Thursday, September 15, 2016

At the 16th Pole

The title for today's essay comes from the world of horse racing. In a one-mile race (typically once around the track), there are poles placed every 1/16th of a mile (every half furlong) which are visual indications to jockeys of how far along they are from the finish line. The last pole before the finish is the 16th pole.

In less than two weeks I'll be traveling back to Mayo Clinic to have my Day 60 check-up. Sept 27 marks 60 days since my stem-cell transplant, and Dr Buadi wants to see me then to figure out what success we've achieved in placing my cancer into remission. It's an important assessment, the results of which will go a long way in determining how best to manage my health going forward.

While the cancer was surely knocked back July 27 when I took melphalan (the poison that killed everything in my bone marrow, good cells as well as bad), the question is how far and for how long. As I have a relatively aggressive form of multiple myeloma the doctors need to keep a close eye on my markers, to be alert for its return. Both Dr Buadi (the hematologist who oversaw the transplant treatment in Rochester) and Dr Alkaied (the oncologist who oversees my treatment in Duluth) are anticipating that I'll be placed on a maintenance level of chemotherapy—because of the aggressive nature of my myeloma, how well chemo worked over the winter and spring, and how well I tolerated it. 

The tests coming up Sept 27 will determine which treatment will be selected. It might be pills; it might be infusions. While the latter is more awkward (infusions will need to be administered in a hospital or clinic on an outpatient basis, probably once every two weeks) pills can be taken anywhere.

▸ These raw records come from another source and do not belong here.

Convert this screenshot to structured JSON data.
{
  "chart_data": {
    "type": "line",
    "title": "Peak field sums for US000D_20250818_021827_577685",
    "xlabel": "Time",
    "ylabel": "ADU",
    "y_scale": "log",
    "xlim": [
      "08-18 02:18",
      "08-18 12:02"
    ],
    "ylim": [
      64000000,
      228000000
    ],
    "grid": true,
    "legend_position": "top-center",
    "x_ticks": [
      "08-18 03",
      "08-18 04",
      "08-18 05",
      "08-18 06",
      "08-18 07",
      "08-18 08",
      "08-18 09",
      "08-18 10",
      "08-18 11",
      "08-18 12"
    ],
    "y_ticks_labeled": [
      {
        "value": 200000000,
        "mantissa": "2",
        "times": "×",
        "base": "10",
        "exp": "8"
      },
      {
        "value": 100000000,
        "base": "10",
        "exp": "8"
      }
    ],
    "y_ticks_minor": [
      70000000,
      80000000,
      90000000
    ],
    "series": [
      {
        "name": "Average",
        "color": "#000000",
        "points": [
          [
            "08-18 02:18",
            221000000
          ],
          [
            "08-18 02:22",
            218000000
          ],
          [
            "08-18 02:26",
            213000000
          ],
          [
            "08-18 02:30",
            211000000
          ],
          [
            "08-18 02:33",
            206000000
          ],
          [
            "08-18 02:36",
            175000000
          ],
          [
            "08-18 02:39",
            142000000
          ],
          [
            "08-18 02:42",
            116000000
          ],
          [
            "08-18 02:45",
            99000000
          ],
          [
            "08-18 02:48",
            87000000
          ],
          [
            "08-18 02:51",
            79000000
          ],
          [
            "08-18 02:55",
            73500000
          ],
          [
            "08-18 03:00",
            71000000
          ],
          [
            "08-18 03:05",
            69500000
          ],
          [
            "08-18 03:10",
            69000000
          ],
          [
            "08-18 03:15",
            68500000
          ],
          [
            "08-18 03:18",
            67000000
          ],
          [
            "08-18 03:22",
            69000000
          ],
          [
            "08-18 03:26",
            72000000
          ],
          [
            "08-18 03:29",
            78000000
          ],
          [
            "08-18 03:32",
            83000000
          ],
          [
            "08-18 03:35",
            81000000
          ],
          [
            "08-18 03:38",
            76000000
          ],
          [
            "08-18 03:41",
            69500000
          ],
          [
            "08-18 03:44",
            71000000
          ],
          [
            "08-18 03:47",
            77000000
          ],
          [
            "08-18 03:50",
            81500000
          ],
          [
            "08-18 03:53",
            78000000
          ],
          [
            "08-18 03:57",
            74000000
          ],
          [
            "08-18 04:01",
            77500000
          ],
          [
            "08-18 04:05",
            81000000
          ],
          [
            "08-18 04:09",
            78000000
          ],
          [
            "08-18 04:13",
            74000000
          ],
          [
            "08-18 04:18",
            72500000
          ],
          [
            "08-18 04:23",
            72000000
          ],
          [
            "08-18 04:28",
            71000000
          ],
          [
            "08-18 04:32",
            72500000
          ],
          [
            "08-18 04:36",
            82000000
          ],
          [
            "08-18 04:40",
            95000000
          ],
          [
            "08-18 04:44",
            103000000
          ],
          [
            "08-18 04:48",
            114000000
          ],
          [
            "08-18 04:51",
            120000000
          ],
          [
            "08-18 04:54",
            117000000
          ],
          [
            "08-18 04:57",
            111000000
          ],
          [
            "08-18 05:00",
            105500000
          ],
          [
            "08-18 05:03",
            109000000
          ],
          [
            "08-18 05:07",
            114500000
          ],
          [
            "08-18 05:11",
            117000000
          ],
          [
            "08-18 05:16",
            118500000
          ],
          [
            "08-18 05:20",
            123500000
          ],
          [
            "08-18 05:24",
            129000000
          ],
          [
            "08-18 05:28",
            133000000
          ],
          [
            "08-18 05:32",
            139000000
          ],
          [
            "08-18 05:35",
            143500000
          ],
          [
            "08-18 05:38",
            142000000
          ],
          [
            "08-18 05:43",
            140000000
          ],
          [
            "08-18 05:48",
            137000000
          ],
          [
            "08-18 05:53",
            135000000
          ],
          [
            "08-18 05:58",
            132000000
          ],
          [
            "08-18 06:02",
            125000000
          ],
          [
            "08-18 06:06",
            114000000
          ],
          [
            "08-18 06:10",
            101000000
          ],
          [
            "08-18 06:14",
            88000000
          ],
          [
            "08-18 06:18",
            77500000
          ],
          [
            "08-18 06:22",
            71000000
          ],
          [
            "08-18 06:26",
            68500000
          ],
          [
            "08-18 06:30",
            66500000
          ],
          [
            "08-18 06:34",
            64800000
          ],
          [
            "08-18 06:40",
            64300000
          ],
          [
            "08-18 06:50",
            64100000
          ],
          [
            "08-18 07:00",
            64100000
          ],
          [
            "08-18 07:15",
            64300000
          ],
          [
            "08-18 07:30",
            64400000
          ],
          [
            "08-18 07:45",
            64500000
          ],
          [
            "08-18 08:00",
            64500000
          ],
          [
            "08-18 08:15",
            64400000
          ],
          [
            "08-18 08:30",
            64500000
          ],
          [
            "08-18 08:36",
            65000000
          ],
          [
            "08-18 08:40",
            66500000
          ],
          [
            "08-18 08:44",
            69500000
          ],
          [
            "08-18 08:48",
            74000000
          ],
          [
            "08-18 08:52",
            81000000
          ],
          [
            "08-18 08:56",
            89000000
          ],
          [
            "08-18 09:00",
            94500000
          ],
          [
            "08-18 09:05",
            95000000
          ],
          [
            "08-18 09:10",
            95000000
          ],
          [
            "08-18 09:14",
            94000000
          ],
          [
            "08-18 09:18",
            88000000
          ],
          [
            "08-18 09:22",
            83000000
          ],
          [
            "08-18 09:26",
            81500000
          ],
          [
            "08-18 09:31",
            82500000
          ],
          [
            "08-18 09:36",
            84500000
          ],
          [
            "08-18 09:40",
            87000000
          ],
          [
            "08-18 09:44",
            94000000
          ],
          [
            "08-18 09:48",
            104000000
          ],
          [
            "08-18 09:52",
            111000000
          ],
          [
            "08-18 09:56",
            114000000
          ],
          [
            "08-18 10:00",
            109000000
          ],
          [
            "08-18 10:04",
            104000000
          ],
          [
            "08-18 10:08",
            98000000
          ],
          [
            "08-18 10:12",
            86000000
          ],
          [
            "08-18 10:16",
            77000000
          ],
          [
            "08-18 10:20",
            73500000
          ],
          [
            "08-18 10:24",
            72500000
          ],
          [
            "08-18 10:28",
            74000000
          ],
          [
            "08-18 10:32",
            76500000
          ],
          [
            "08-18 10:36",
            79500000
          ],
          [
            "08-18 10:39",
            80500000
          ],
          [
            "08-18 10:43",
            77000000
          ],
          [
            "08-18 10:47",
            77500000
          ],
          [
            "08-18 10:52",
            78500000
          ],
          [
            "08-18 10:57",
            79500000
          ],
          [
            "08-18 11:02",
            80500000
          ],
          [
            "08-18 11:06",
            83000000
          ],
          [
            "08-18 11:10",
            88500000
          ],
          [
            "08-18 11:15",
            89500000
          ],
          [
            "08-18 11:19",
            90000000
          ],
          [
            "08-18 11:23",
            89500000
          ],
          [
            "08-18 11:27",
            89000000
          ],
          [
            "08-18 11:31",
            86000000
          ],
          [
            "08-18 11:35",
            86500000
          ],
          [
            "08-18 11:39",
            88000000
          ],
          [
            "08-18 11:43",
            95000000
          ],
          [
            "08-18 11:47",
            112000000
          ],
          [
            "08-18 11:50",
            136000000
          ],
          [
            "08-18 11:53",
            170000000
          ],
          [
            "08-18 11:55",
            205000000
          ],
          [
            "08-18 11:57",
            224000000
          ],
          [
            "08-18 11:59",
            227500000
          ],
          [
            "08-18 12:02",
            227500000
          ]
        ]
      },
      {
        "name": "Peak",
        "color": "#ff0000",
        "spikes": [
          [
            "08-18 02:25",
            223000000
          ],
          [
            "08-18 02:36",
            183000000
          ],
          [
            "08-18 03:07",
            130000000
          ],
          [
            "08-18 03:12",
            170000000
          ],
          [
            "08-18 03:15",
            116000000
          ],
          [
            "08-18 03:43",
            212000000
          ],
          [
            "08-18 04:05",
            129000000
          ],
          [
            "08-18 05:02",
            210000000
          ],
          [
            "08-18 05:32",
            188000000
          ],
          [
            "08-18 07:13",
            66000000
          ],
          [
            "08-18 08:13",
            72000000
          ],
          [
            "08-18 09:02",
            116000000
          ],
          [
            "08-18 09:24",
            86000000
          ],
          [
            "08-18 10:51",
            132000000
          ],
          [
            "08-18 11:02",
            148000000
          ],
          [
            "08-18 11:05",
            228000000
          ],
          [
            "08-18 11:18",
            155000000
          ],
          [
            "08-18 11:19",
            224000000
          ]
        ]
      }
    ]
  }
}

That said, I'll do whatever the doctors recommend.

Fortunately, I've been assured by Alkaied (I met with him this past Monday for the first time since June, before my trip to Mayo's) that there can be flexibility about dates. This is important to me as someone who hopes to resume his consulting/teaching career on a modified basis, and thus needs some latitude with respect to travel.

Meanwhile, the tests done Monday looked good. (I can hardly tell you how reassuring it is to watch your doctor scan the computer screen looking at your test results and saying, sotto voce, "Good" and even "Excellent." What you don't want to hear is, "Uh oh" or "Yikes!") Unfortunately, my Monday appointment with Alkaied did not allow enough time to return the most important test result: the amount of light chains in my blood and urine. In the kind of myeloma I have I was producing way too many light chain plasma cells and thus, in my case, this has been the most important indicator of the strength of the cancer. 

When I was first hospitalized in late January my light chain count was around 1600 (where 100 is considered acceptable). By the time I went to Mayo for the stem-cell transplant in July, the chemotherapy had driven that number down to under 50—proof that the chemo was working. So it was good news when Alkaied's nurse called Tuesday (I had left for Oregon by train Monday night) and told Susan that my light chain count was practically nonexistent. Whoopee!

Essentially, the test results at this stage (Day 48) could not be better. (Can you see me smiling?) Yes, it's early days and there will be more challenges ahead, but right now I'm enjoying the sun shining on my face, with the wind at my back. Today, life is pretty damn good.

1 comment:

Rosemary Wyman said...

Pretty damn good indeed! So happy for you and all your tribe.